Toutefois, comme l’a souligné John McCarthy la philosophie de l’IA est «peu susceptible d’avoir plus d’incidence sur la pratique de la recherche en IA que la philosophie de la science n’en a sur la pratique de la science en général». Ainsi, nous allons continuer à rechercher des systèmes utiles pour résoudre des problèmes pratiques, sans trop nous poser la question de savoir s’ils sont intelligents ou affichent simplement un comportement intelligent.
Terminologie clé
En lisant les journaux, vous tomberez peut-être sur les notions d’IA «générale» et d’IA «étroite». Que signifient donc ces expressions ? L’IA étroite fait référence à l’IA capable de traiter une seule tâche. L’IA générale, ou intelligence artificielle générale (IAG), désigne une machine capable de traiter n’importe quelle tâche intellectuelle. Toutes les méthodes d’IA que nous utilisons aujourd’hui relèvent de l’IA étroite, l’IA générale appartenant au domaine de la science-fiction. En fait, l’idéal de l’IAG a tout simplement été abandonné par les chercheurs en IA en raison de l’absence de progrès réalisés en plus de 50 ans, malgré tous les efforts consentis en la matière. En revanche, l’IA étroite, elle, progresse à grands pas.

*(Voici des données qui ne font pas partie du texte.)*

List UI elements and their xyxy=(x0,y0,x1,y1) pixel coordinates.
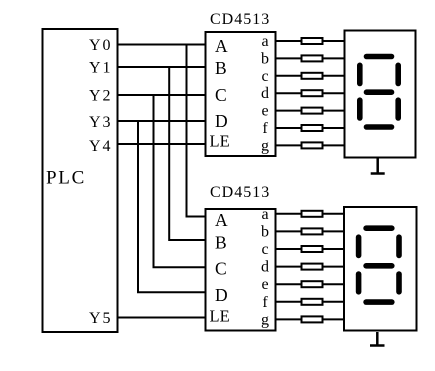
svg-text:d: d xyxy=(261,259,269,276)
resistor R11 xyxy=(302,264,323,270)
svg-text:D: D xyxy=(215,285,228,305)
wire R7 to DS1 g xyxy=(323,144,345,146)
svg-text:PLC: PLC xyxy=(46,168,86,189)
wire U2 f to R13 xyxy=(277,301,302,303)
wire U2 b to R9 xyxy=(277,230,302,232)
svg-text:e: e xyxy=(261,276,268,293)
DS2 segment f xyxy=(356,237,362,255)
svg-text:a: a xyxy=(261,33,268,50)
wire U2 a to R8 xyxy=(277,213,302,215)
wire Y1 to U1 pin B xyxy=(118,66,206,68)
wire Y0 to U1 pin A xyxy=(118,44,206,46)
wire R5 to DS1 e xyxy=(323,110,345,112)
DS1 segment b xyxy=(395,65,401,83)
DS1 segment a xyxy=(367,54,392,60)
wire branch Y2 to U2 pin C xyxy=(154,95,206,267)
wire branch Y0 to U2 pin A xyxy=(187,45,206,217)
wire R1 to DS1 a xyxy=(323,40,345,42)
resistor R12 xyxy=(302,281,323,287)
DS2 segment a xyxy=(366,225,392,231)
wire U1 c to R3 xyxy=(277,75,302,77)
DS2 segment g xyxy=(366,263,392,269)
svg-text:Y0: Y0 xyxy=(89,37,113,54)
resistor R8 xyxy=(302,211,323,217)
resistor R9 xyxy=(302,228,323,234)
wire U1 g to R7 xyxy=(277,144,302,146)
svg-text:Y4: Y4 xyxy=(89,138,113,155)
resistor R14 xyxy=(302,316,323,322)
wire branch Y3 to U2 pin D xyxy=(138,121,206,292)
wire R11 to DS2 d xyxy=(323,266,345,268)
wire R10 to DS2 c xyxy=(323,248,345,250)
wire R2 to DS1 b xyxy=(323,57,345,59)
svg-text:CD4513: CD4513 xyxy=(210,11,270,28)
ground DS2 xyxy=(370,332,385,346)
svg-text:e: e xyxy=(261,103,268,120)
svg-text:b: b xyxy=(261,223,269,240)
svg-text:Y2: Y2 xyxy=(89,88,113,105)
svg-text:Y5: Y5 xyxy=(89,310,113,327)
svg-text:a: a xyxy=(261,206,268,223)
wire Y5 to U2 pin LE xyxy=(118,317,206,319)
svg-text:f: f xyxy=(262,294,268,311)
resistor R2 xyxy=(302,55,323,61)
svg-text:c: c xyxy=(261,241,268,258)
wire U2 c to R10 xyxy=(277,248,302,250)
svg-text:Y1: Y1 xyxy=(89,60,113,77)
svg-text:c: c xyxy=(261,68,268,85)
svg-text:C: C xyxy=(215,85,227,105)
IC U2 CD4513 box xyxy=(206,209,276,331)
svg-text:C: C xyxy=(215,259,227,279)
resistor R6 xyxy=(302,125,323,131)
wire R12 to DS2 e xyxy=(323,283,345,285)
svg-text:LE: LE xyxy=(210,307,230,326)
DS2 segment b xyxy=(396,237,402,255)
wire R6 to DS1 f xyxy=(323,127,345,129)
resistor R13 xyxy=(302,299,323,305)
display DS1 box xyxy=(345,31,416,158)
DS1 segment g xyxy=(367,89,392,95)
wire U2 g to R14 xyxy=(277,318,302,320)
resistor R10 xyxy=(302,246,323,252)
wire R8 to DS2 a xyxy=(323,213,345,215)
wire branch Y1 to U2 pin B xyxy=(169,67,205,240)
wire Y2 to U1 pin C xyxy=(118,94,206,96)
IC U1 CD4513 box xyxy=(206,32,276,156)
wire Y4 to U1 pin LE xyxy=(118,143,206,145)
wire R3 to DS1 c xyxy=(323,75,345,77)
resistor R1 xyxy=(302,38,323,44)
wire U2 d to R11 xyxy=(277,266,302,268)
svg-text:B: B xyxy=(215,232,227,252)
wire R4 to DS1 d xyxy=(323,92,345,94)
wire U1 d to R4 xyxy=(277,92,302,94)
wire R13 to DS2 f xyxy=(323,301,345,303)
svg-text:LE: LE xyxy=(210,131,230,150)
resistor R7 xyxy=(302,142,323,148)
wire U1 a to R1 xyxy=(277,40,302,42)
DS1 segment d xyxy=(367,124,392,130)
resistor R3 xyxy=(302,73,323,79)
DS1 segment f xyxy=(357,65,363,83)
svg-text:g: g xyxy=(261,311,269,328)
svg-text:A: A xyxy=(215,210,228,230)
wire U1 b to R2 xyxy=(277,57,302,59)
svg-text:b: b xyxy=(261,50,269,67)
svg-text:A: A xyxy=(215,36,228,56)
resistor R4 xyxy=(302,90,323,96)
ground DS1 xyxy=(371,159,385,174)
wire U2 e to R12 xyxy=(277,283,302,285)
wire U1 f to R6 xyxy=(277,127,302,129)
svg-text:f: f xyxy=(262,120,268,137)
wire R14 to DS2 g xyxy=(323,318,345,320)
svg-text:d: d xyxy=(261,85,269,102)
DS1 segment c xyxy=(395,100,401,118)
resistor R5 xyxy=(302,108,323,114)
DS1 segment e xyxy=(357,100,363,118)
svg-text:D: D xyxy=(215,111,228,131)
DS2 segment d xyxy=(366,299,392,305)
wire R9 to DS2 b xyxy=(323,230,345,232)
DS2 segment e xyxy=(356,274,362,292)
svg-text:CD4513: CD4513 xyxy=(210,184,270,201)
wire U1 e to R5 xyxy=(277,110,302,112)
PLC box xyxy=(43,29,118,332)
display DS2 box xyxy=(344,207,417,331)
svg-text:B: B xyxy=(215,58,227,78)
DS2 segment c xyxy=(396,274,402,292)
wire Y3 to U1 pin D xyxy=(118,120,206,122)
svg-text:Y3: Y3 xyxy=(89,114,113,131)
svg-text:g: g xyxy=(261,137,269,154)
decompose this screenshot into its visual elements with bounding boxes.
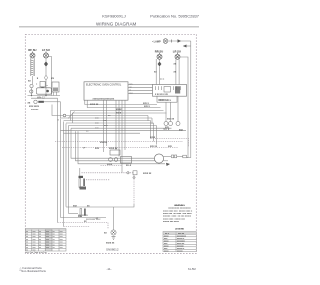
svg-text:△ Functional Parts: △ Functional Parts	[20, 266, 43, 270]
header rule	[19, 26, 199, 28]
connector pair	[172, 155, 174, 158]
wire	[121, 100, 123, 165]
wire color table	[25, 229, 66, 251]
wire bottom run	[61, 217, 107, 219]
svg-text:KSF9800XLJ: KSF9800XLJ	[102, 13, 126, 18]
legend table	[163, 232, 196, 252]
plug arrow	[183, 45, 187, 48]
wire S2 to bus	[56, 92, 58, 96]
svg-text:xxx: xxx	[33, 236, 36, 238]
svg-text:xx: xx	[53, 231, 55, 233]
svg-text:xx: xx	[39, 247, 41, 249]
motor lead	[164, 160, 168, 162]
svg-text:ELECTRONIC OVEN CONTROL: ELECTRONIC OVEN CONTROL	[86, 84, 122, 87]
wire	[178, 59, 180, 84]
svg-text:xxx x: xxx x	[143, 103, 149, 105]
wire	[66, 204, 134, 207]
wire corner	[69, 213, 79, 215]
wire	[68, 126, 70, 214]
connector	[183, 155, 187, 158]
svg-text:xx: xx	[53, 234, 55, 236]
electrode E3	[176, 122, 180, 126]
wire	[177, 96, 179, 121]
svg-text:xxx: xxx	[33, 231, 36, 233]
harness connector CN1	[63, 114, 66, 117]
U1 right pin labels	[130, 84, 133, 95]
surface unit P1	[30, 52, 35, 59]
wire	[45, 58, 47, 61]
wire	[128, 89, 153, 91]
dashed bottom wire 2	[64, 226, 91, 228]
warning note block	[163, 204, 193, 230]
valve link mark	[41, 87, 44, 88]
legend text	[164, 233, 187, 253]
wire corner to motor	[71, 128, 155, 158]
broil ignitor IG2	[80, 209, 86, 217]
V1 plunger dot	[46, 90, 49, 93]
vertical bundle wires	[60, 119, 62, 218]
svg-text:xxxx: xxxx	[150, 137, 156, 139]
svg-text:xxx xxxx: xxx xxxx	[29, 105, 40, 108]
dashed ignitor wire	[82, 172, 135, 174]
svg-text:xxx: xxx	[46, 244, 49, 246]
svg-text:• LAMP: • LAMP	[152, 41, 161, 44]
oven ignitor IG1	[79, 176, 87, 190]
wire	[64, 132, 141, 134]
svg-text:xxxxxx: xxxxxx	[31, 109, 39, 111]
svg-text:xxx: xxx	[95, 147, 100, 150]
dashed ignitor wire 2	[86, 179, 110, 181]
wire down right side	[187, 41, 191, 158]
wire	[52, 105, 63, 116]
svg-text:x xx xx x xx: x xx xx x xx	[155, 94, 168, 96]
wire	[124, 100, 126, 150]
svg-text:xx: xx	[26, 242, 28, 244]
legend table header fill	[163, 232, 196, 235]
svg-text:RR SU: RR SU	[155, 49, 163, 53]
svg-text:xxx: xxx	[33, 247, 36, 249]
check valve D1	[44, 61, 48, 67]
check valve D3	[158, 62, 162, 67]
svg-text:xxxxxxxxx xxxxxxxxx: xxxxxxxxx xxxxxxxxx	[168, 208, 191, 210]
svg-text:xx: xx	[26, 234, 28, 236]
svg-text:61-5M: 61-5M	[188, 267, 196, 271]
wire	[128, 92, 153, 94]
oven control U1	[84, 82, 128, 100]
wire	[52, 101, 61, 103]
wire	[159, 59, 161, 61]
svg-text:WARNING: WARNING	[174, 204, 185, 207]
svg-text:xx: xx	[39, 242, 41, 244]
latch motor M1	[154, 154, 163, 163]
svg-text:xxx: xxx	[46, 239, 49, 241]
wire	[165, 102, 167, 121]
A1 internal box	[164, 87, 171, 93]
wire	[65, 124, 67, 207]
svg-text:xx: xx	[26, 247, 28, 249]
svg-text:xxxx xx: xxxx xx	[143, 173, 152, 175]
wire down from band	[151, 118, 153, 124]
wire down from band	[156, 126, 158, 145]
svg-text:xxx x: xxx x	[144, 106, 150, 108]
connector on wire	[127, 172, 129, 174]
dashed wire	[151, 139, 189, 148]
S2 contact smear	[53, 88, 58, 92]
wire	[64, 120, 151, 122]
svg-text:xxx: xxx	[60, 242, 63, 244]
wire color table header fill	[25, 229, 66, 232]
table text	[26, 231, 63, 252]
surface unit P3	[157, 53, 162, 60]
ground	[112, 237, 116, 240]
svg-text:xxx: xxx	[60, 247, 63, 249]
wire	[106, 100, 108, 146]
wire	[60, 102, 62, 118]
wire	[66, 122, 154, 124]
wire	[63, 122, 65, 227]
svg-text:xxx: xxx	[60, 234, 63, 236]
svg-text:MODULE x: MODULE x	[159, 99, 172, 102]
dashed wire	[55, 141, 183, 143]
wire	[61, 130, 187, 132]
electrode E2	[169, 122, 173, 126]
wire color table column smear	[45, 229, 52, 251]
plug connector J1	[178, 39, 182, 43]
latch switch box	[110, 150, 120, 155]
junction dot	[31, 95, 32, 96]
dashed bottom wire	[58, 223, 109, 229]
svg-text:xx: xx	[26, 244, 28, 246]
wire corner	[78, 131, 165, 164]
wire down from band	[153, 123, 155, 142]
wire corner	[76, 131, 155, 161]
dashed wire	[62, 147, 178, 149]
svg-text:xxx xx: xxx xx	[167, 118, 175, 120]
wire with label	[31, 97, 58, 99]
node circle	[30, 84, 33, 87]
surface unit P4	[175, 53, 180, 60]
oven lamp L2 feed	[113, 207, 115, 230]
svg-text:xx: xx	[39, 234, 41, 236]
spark switch block S1	[40, 82, 45, 87]
surface unit P2	[44, 52, 49, 59]
wire corner	[71, 111, 164, 121]
wire pair P3	[155, 59, 157, 85]
svg-text:xxxxx: xxxxx	[177, 250, 183, 252]
wire U1 to spark module	[128, 83, 153, 85]
svg-text:Publication No. 5995C2837: Publication No. 5995C2837	[150, 13, 199, 18]
fuse F1	[34, 100, 37, 103]
cabinet dashed outline	[25, 34, 196, 253]
junction dot	[45, 95, 46, 96]
svg-text:xxx: xxx	[60, 244, 63, 246]
wire corner	[73, 113, 167, 123]
connector block	[133, 171, 137, 175]
wire	[168, 40, 191, 42]
oven sensor wires from U1	[103, 100, 105, 152]
svg-text:* Non-Illustrated Parts: * Non-Illustrated Parts	[20, 269, 47, 273]
svg-text:xxx: xxx	[46, 231, 49, 233]
svg-text:LF SU: LF SU	[42, 48, 50, 52]
svg-text:xx: xx	[39, 239, 41, 241]
svg-text:xx: xx	[26, 236, 28, 238]
svg-text:xx−x: xx−x	[126, 165, 132, 167]
wire down from band	[150, 121, 152, 139]
latch block	[121, 157, 132, 164]
wire	[69, 125, 157, 127]
svg-text:WH-12: WH-12	[37, 97, 45, 100]
connector node	[133, 176, 135, 178]
wire bundle horizontal	[66, 115, 148, 117]
wire branch from P2	[49, 57, 52, 96]
svg-text:RF SU: RF SU	[28, 48, 36, 52]
A1 internal terminals	[156, 86, 181, 90]
svg-text:xxxxx xxx xxxx: xxxxx xxx xxxx	[163, 221, 180, 223]
wire	[170, 102, 172, 121]
svg-text:-11-: -11-	[106, 267, 111, 271]
svg-text:WIRING DIAGRAM: WIRING DIAGRAM	[96, 22, 137, 27]
svg-text:xxxxxxxx xxxx: xxxxxxxx xxxx	[86, 219, 101, 221]
plug stub	[184, 45, 191, 47]
wire	[61, 117, 153, 119]
svg-text:xxxx xx: xxxx xx	[90, 104, 99, 106]
svg-text:xxx: xxx	[33, 239, 36, 241]
svg-text:SN08012: SN08012	[106, 247, 119, 251]
svg-text:xxx: xxx	[46, 234, 49, 236]
svg-text:xxxx: xxxx	[107, 164, 113, 166]
wire	[121, 166, 123, 173]
svg-text:››: ››	[58, 119, 60, 122]
svg-text:xxx: xxx	[46, 247, 49, 249]
A1 dark contact	[175, 86, 180, 93]
wire pair P4	[175, 59, 177, 84]
bus wire	[28, 95, 61, 97]
connector tick	[171, 40, 173, 43]
svg-text:xxx: xxx	[33, 242, 36, 244]
svg-text:LEGEND: LEGEND	[175, 228, 185, 230]
wire	[71, 127, 172, 129]
wire	[128, 86, 153, 88]
svg-text:xxx: xxx	[33, 244, 36, 246]
dashed sensor wire	[101, 165, 123, 167]
wire	[118, 100, 120, 156]
wire branch to right bus	[180, 57, 188, 158]
svg-text:xxx: xxx	[60, 239, 63, 241]
wire	[31, 88, 33, 96]
dashed vertical wire	[133, 175, 135, 204]
wire	[44, 101, 52, 103]
svg-text:LR SU: LR SU	[173, 49, 181, 53]
oven lamp L2	[111, 230, 116, 235]
motor lead	[164, 155, 171, 157]
svg-text:xx: xx	[39, 236, 41, 238]
svg-text:xx: xx	[53, 236, 55, 238]
svg-text:xxxx xx: xxxx xx	[109, 148, 118, 150]
wire	[45, 80, 47, 96]
switch node	[114, 158, 118, 162]
wire BK to module	[85, 100, 157, 104]
svg-text:xx: xx	[53, 244, 55, 246]
svg-text:xxx: xxx	[33, 234, 36, 236]
pilot node	[30, 90, 33, 93]
spark module A1	[153, 85, 187, 97]
wire	[57, 98, 59, 222]
valve body V1	[37, 88, 52, 94]
svg-text:xx: xx	[26, 231, 28, 233]
svg-text:xx: xx	[53, 247, 55, 249]
svg-text:xxxxxxxxxxxxxxxxxx: xxxxxxxxxxxxxxxxxx	[93, 97, 115, 100]
check valve D2	[44, 75, 47, 80]
wire W to module	[87, 100, 160, 107]
wire	[32, 76, 34, 84]
oven lamp L1	[163, 39, 168, 44]
motor arrow mark	[166, 163, 170, 166]
fuse F1 body	[38, 101, 44, 103]
svg-text:xxx: xxx	[46, 236, 49, 238]
wire	[45, 67, 47, 75]
electrode E1	[164, 122, 168, 126]
svg-text:xx x | xx | xxx x xx | xx: xx x | xx | xxx x xx | xx	[26, 252, 48, 254]
svg-text:xx: xx	[53, 239, 55, 241]
wire	[159, 67, 161, 85]
svg-text:xxx xx: xxx xx	[150, 146, 158, 148]
crossover wire	[68, 112, 75, 119]
heater coil ladder of P1	[31, 58, 34, 76]
wire	[177, 155, 183, 157]
wire	[115, 100, 117, 150]
svg-text:xx: xx	[39, 244, 41, 246]
switch node	[109, 158, 113, 162]
svg-text:xxx: xxx	[60, 236, 63, 238]
wire S2 to bus	[53, 92, 55, 96]
svg-text:xxxx xx: xxxx xx	[106, 243, 115, 245]
svg-text:xxx: xxx	[60, 231, 63, 233]
spark switch block S2	[52, 82, 59, 92]
svg-text:xxx: xxx	[46, 242, 49, 244]
wire from bake element	[79, 168, 81, 176]
svg-text:xx: xx	[53, 242, 55, 244]
svg-text:xx: xx	[26, 239, 28, 241]
spark module label box	[157, 96, 177, 102]
svg-text:xx: xx	[39, 231, 41, 233]
wire down from band	[147, 116, 149, 122]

Une autre distinction est liée à la précédente : celle qui existe entre IA «forte» et IA «faible». On en revient à la distinction philosophique déjà mentionnée, entre le fait d’être intelligent et le fait d’agir de manière intelligente, mise en avant par Searle. Une IA forte équivaudrait à un «esprit», véritablement intelligent et conscient. L’IA faible, en revanche, est celle que nous connaissons, c’est-à-dire des systèmes qui affichent des comportements intelligents tout en restant «de simples ordinateurs».